Transparency in Healthcare
- Iowa Code § 135.166 directs the Department of Public Health to enter into a memorandum of understanding with the Iowa Hospital Association (IHA) to act as the state’s agent for the purposes of collecting, maintaining, and disseminating hospital and ambulatory information. The IHA operates the Iowa Hospital Charges Compare website containing actual charge data for inpatient and outpatient hospital and ambulatory services, stating that “Iowa Hospital Charges Compare should be considered a starting point for comparing costs of care between Iowa hospitals.”

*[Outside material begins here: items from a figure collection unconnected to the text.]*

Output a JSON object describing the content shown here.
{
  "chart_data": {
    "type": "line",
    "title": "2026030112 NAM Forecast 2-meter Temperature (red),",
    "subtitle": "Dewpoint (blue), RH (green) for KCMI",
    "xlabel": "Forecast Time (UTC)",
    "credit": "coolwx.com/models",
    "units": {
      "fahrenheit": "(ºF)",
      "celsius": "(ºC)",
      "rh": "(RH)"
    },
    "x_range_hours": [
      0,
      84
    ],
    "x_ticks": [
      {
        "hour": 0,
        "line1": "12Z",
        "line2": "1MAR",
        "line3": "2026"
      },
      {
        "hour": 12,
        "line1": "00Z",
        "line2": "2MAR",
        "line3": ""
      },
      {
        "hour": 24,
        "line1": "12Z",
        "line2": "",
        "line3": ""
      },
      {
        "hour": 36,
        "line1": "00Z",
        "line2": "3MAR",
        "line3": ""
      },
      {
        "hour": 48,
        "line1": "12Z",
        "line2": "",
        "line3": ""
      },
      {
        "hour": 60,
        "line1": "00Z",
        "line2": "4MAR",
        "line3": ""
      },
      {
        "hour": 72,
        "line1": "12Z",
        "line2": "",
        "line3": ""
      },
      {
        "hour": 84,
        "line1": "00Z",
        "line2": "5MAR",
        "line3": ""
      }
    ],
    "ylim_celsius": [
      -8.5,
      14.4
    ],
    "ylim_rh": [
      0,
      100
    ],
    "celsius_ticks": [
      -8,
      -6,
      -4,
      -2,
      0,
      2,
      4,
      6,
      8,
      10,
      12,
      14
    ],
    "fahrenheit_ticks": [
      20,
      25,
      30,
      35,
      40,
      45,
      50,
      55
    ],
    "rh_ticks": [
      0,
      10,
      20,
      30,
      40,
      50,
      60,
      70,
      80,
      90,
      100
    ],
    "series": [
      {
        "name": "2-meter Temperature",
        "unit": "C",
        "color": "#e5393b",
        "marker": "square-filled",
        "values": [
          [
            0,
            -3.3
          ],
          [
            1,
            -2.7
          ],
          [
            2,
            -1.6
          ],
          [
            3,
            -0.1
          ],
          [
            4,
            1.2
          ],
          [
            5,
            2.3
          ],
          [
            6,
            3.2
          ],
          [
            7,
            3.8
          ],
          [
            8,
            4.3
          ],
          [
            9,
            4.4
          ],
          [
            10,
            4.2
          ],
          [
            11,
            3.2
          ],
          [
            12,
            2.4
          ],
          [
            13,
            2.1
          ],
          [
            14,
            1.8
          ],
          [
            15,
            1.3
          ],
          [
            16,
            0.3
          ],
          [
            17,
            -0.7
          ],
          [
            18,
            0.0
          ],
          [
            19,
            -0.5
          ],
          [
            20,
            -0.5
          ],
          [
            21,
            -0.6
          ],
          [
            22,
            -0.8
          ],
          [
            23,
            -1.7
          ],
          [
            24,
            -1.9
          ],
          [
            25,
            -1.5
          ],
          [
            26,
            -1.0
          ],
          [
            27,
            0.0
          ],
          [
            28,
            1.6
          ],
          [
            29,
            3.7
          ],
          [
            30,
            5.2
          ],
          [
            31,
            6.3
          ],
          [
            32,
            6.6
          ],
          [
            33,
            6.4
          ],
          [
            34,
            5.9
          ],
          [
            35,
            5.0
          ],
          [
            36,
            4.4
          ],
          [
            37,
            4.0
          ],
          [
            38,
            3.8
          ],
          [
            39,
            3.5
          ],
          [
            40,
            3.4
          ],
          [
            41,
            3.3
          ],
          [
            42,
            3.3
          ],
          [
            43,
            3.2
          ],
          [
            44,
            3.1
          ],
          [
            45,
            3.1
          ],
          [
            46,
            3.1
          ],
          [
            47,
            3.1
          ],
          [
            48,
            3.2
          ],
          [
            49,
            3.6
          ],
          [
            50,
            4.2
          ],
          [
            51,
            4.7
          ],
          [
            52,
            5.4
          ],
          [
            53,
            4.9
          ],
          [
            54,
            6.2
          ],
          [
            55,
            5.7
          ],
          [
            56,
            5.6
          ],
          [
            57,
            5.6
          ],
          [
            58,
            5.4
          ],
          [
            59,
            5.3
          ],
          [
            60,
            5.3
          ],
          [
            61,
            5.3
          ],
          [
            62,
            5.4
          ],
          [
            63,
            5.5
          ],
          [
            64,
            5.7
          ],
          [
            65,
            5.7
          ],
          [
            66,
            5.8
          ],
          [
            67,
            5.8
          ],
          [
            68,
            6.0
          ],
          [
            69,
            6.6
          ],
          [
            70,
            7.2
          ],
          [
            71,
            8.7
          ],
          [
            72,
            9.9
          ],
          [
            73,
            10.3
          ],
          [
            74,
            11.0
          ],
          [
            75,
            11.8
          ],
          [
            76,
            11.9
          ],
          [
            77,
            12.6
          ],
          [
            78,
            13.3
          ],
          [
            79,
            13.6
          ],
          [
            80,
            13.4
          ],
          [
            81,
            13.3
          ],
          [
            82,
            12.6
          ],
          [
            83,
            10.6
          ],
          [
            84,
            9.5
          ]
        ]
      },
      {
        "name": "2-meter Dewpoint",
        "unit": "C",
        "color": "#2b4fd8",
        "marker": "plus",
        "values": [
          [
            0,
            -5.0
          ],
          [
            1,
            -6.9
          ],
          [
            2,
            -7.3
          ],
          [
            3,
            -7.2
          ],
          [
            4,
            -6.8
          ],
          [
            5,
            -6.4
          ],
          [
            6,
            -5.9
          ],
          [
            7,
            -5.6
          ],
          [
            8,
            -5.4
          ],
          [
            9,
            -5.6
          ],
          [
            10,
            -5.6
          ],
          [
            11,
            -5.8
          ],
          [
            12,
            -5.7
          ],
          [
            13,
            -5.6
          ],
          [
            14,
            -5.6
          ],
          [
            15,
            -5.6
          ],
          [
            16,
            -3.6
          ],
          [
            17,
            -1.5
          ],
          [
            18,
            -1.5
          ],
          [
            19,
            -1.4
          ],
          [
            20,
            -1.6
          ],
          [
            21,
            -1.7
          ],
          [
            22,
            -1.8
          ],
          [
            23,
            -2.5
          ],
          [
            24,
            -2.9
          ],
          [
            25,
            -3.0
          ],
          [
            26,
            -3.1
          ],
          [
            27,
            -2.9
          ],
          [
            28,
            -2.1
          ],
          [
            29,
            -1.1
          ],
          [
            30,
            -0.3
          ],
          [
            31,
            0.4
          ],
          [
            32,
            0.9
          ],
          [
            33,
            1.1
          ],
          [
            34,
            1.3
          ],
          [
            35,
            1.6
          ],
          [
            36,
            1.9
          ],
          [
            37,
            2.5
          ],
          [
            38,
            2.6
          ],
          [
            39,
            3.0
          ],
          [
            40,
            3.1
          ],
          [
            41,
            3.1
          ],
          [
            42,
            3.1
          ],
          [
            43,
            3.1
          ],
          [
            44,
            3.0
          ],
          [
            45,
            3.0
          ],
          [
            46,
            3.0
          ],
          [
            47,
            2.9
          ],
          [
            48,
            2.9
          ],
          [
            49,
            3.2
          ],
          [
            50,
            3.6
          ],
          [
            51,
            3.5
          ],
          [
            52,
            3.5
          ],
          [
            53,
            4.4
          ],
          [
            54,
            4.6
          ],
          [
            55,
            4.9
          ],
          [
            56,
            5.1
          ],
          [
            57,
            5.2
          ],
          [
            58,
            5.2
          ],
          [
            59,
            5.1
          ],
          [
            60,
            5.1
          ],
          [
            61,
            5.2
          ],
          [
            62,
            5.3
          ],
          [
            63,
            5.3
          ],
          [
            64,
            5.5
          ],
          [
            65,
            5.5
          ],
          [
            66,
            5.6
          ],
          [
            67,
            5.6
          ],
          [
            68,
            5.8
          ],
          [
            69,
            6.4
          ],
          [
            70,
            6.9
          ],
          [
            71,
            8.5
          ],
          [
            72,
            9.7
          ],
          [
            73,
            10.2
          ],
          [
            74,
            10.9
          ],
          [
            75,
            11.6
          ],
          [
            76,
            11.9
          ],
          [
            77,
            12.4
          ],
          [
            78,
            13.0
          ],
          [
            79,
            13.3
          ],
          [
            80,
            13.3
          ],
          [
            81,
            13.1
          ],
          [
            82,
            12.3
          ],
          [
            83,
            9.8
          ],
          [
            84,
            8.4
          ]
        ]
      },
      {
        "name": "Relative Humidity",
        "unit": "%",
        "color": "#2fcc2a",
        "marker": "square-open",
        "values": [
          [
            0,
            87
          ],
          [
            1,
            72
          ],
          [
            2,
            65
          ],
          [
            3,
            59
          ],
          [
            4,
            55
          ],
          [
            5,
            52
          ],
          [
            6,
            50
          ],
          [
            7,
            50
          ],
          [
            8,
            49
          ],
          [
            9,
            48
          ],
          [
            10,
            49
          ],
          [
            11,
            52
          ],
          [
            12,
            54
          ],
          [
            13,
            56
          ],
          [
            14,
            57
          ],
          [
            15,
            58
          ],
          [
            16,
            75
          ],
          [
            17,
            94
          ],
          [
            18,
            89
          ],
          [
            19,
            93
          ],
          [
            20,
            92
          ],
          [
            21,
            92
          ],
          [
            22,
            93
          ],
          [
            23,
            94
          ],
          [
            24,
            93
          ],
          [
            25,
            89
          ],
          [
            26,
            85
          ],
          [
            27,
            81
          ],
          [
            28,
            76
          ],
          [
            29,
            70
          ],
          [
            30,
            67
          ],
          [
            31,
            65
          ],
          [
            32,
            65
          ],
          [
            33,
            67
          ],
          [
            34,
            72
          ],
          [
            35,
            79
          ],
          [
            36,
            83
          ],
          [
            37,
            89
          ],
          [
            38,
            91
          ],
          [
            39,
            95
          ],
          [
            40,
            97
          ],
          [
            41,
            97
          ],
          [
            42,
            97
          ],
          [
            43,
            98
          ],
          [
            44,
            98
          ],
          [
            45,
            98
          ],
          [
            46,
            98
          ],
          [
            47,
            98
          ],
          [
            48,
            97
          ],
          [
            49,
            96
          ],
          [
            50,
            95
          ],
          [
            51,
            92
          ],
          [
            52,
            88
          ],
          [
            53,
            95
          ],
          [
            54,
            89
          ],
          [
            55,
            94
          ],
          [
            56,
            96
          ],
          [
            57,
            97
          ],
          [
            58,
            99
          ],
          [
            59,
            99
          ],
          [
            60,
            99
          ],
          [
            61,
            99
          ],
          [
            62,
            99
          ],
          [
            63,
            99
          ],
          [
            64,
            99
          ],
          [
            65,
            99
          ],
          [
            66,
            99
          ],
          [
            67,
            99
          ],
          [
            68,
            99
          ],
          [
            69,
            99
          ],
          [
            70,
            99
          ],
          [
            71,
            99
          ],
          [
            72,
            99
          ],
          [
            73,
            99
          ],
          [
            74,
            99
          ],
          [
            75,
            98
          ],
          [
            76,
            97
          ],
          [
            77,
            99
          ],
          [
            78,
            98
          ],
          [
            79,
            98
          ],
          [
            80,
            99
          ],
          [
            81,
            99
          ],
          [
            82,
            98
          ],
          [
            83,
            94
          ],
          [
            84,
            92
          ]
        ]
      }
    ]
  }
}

- Iowa Code § 135.78 directs the Department of Public Health to compile “all relevant financial and utilization data in order to have available the statistical information necessary to properly monitor hospital and health care facility charges and costs.” The Department is also mandated to collect a current rate schedule and any subsequent modifications from all hospitals and healthcare facilities.
- Iowa Admin. Code § 191-27.3 (514F) authorizes preferred provider arrangements between a health insurance carrier and a provider, stating the manner of payment may include capitation payments as a system of remuneration.
- Iowa Code § 249N.1 through 249N.6, the “Iowa Health and Wellness Plan,” a medical assistance program and provider network, is established for the purposes of achieving healthcare cost containment and quality healthcare outcomes through a patient-centered, integrated healthcare system. Eligible members receive defined coverage and benefits under the plan, which is operated under Iowa Medicaid for individuals with an income at or below one hundred percent of the federal poverty level, and operated by qualified health plans on the federal exchange for individuals above the one hundred percent mark but below 133% of the federal poverty level. The provider network shall include all providers enrolled in the medical assistance program and all participating accountable care organizations, who shall receive payment based on a value-based system (risk-based, and tied to quality of care and cost avoided). A member in the plan must choose a primary medical provider to coordinate member care.
- Iowa Code §§ 135.61 through 135.83 prohibits health care providers from acquiring, replacing, or adding to their facilities and equipment, except in specified circumstances, without the prior approval of the Department of Public Health through the state’s Certificate of Need process. A Certificate of Need regime aims to reduce healthcare overheard by reducing unnecessary or duplicative services, but can be anticompetitive by increasing regulatory barriers for new entrants.
- Iowa Code § 515.102 requires that the form of all insurance policies to be issued in state must be filed with and approved by the Commissioner of Insurance.
- Iowa Code § 514A.13 requires that the classification of risks and premium rates for an insurance policy must be filed with and approved by the Commissioner of Insurance. Subsequent rate changes are also subject to approval by the Commissioner.
FY 2018 BUDGET
Iowa’s fiscal year begins July 1st and ends June 30th of the following year. Iowa enacted its FY 2018 Budget in the 2017 regular legislative session. To view Iowa’s Council on Human Services Budget submission for FY 2018, click here.
- Iowa because was one of 16 states to file an amicus brief in the Ninth Circuit appeal of Luke’s Health Care Sys. v. FTC.